Set a countdown to New Year's Eve 2027: 'New Year 2027' on December 31, 2027 at 11:59 PM. The display shows 665 days, 14 hours, 32 minutes, and 8 seconds remaining.

FAQ

Does the countdown keep running when I close the tab?
The event itself is saved in local storage and survives a refresh or reboot. The on-screen seconds counter only ticks while the page is open, but when you return it instantly recalculates from the target date and time.
What time zone is the countdown using?
It uses your device's local time zone, the one set in your operating system. If you fly to a different country, the seconds will recompute against that new local time when the page is open there.
Can I add multiple events at once?
Yes. Add as many countdowns as you like — they all run in parallel in the Your Countdowns list, each with its own progress bar. There's no upper limit, but very large lists make the seconds row update visually busier.
Will I get a notification when an event arrives?

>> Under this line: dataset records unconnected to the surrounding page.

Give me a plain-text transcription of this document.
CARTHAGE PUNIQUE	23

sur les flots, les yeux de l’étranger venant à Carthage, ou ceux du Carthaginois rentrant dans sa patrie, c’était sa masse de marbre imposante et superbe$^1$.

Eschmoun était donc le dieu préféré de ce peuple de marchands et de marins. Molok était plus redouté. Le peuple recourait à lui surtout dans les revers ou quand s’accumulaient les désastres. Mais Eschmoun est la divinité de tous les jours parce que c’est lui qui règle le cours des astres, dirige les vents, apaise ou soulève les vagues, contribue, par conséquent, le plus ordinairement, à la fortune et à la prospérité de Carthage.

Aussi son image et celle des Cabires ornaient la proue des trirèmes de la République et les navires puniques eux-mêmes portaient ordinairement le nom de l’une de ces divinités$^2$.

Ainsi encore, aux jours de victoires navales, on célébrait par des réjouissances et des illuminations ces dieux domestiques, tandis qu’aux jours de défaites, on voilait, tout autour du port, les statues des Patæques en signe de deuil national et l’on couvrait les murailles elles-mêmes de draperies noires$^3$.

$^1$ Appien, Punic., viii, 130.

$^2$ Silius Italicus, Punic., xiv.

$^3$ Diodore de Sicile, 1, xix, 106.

There's no push, email, or system alert — this tool asks for no permissions. But if the page is open when a one-time event hits zero, you'll see a quick confetti burst and, unless you've muted it, hear a short chime. The card then flips to its Event Passed state and starts a live count-up of how long ago it happened. For a phone alarm, set a separate reminder in your calendar app.
Is my event list private?
Everything is saved locally on your own device. The dates, names, and categories never leave your device — no account, no sync, no server. Clearing site data or using incognito mode will wipe the list.